Molo cuts five-year fixes by up to 1.00%

The digital lender has replaced its five-year fixes with new products featuring lower rates across individual and limited company buy-to-let products.

Related topics:  Mortgages,  Buy-to-let
Rozi Jones | Editor, Financial Reporter
17th January 2023
CEO and co-founder of Molo, Francesca Carlesi
"The speed and frequency of interest rate rises have led to issues for many landlords obtaining the right financing for their properties."

Molo Finance has reduced its 75% LTV five-year fixed rates by 0.70% for individuals and by 1% for limited company mortgages.

Five-year fixed rates now start from 5.69% across individual buyers and limited company products up to 75% LTV. These rates are available for all applicants, including first-time landlords and portfolio landlords.

Tracker and variable rate mortgages remain at 5.49% for individual buyers and limited company on products up to 75% LTV.

The lender also recently launched Savings Booster, a new product feature that lets landlords reduce the interest they pay on their mortgage by paying sums into a linked overpayments account. Savings Booster is available across all of its buy-to-let products.

CEO and co-founder of Molo, Francesca Carlesi, said: “The speed and frequency of interest rate rises have led to issues for many landlords obtaining the right financing for their properties.
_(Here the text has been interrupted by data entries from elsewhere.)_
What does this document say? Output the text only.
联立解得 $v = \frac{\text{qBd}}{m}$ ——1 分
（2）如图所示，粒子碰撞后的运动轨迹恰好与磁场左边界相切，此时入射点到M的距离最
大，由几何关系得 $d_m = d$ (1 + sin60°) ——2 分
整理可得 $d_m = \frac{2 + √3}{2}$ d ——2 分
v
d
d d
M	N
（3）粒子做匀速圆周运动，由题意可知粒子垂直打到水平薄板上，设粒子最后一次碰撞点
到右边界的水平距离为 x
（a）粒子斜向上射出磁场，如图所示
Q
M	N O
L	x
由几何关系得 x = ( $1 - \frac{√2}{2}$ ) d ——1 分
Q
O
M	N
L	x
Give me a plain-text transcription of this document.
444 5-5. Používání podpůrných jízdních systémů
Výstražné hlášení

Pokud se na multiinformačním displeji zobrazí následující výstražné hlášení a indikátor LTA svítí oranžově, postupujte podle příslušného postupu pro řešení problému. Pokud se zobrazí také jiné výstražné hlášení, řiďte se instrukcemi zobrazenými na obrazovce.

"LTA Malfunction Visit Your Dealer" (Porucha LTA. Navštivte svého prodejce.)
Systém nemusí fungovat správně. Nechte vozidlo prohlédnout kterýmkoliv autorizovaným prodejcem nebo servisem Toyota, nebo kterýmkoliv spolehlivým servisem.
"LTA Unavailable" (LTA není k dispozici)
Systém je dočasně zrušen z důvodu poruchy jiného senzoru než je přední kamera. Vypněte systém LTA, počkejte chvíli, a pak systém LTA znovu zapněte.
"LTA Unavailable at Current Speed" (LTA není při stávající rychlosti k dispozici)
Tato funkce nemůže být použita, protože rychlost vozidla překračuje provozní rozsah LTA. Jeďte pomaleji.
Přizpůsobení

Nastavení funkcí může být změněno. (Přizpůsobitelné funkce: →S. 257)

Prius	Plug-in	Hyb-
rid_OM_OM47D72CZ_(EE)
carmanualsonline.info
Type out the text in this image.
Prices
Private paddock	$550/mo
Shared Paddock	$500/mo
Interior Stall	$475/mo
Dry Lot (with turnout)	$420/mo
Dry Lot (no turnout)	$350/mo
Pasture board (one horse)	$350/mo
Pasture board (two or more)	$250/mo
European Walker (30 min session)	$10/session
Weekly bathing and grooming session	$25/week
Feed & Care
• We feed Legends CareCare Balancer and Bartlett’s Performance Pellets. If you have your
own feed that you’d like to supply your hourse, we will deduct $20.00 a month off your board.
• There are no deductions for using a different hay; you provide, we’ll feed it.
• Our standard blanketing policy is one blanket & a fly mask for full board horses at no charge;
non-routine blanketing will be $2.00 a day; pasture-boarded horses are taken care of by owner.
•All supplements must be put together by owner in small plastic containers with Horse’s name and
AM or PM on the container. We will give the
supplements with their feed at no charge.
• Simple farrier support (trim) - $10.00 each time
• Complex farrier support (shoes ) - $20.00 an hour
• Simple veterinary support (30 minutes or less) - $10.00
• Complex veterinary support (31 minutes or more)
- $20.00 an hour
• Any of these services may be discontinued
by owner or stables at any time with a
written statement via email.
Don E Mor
By reducing our five-year fixed rates, we have provided a solution for those landlords who would like the stability of a fixed rate and have been adversely affected by the stress testing and increases in the Bank of England base rate.

"These competitive rates are available on products up to 75% LTV for those who are either purchasing or remortgaging and will give landlords more options for their buy-to-let mortgages.”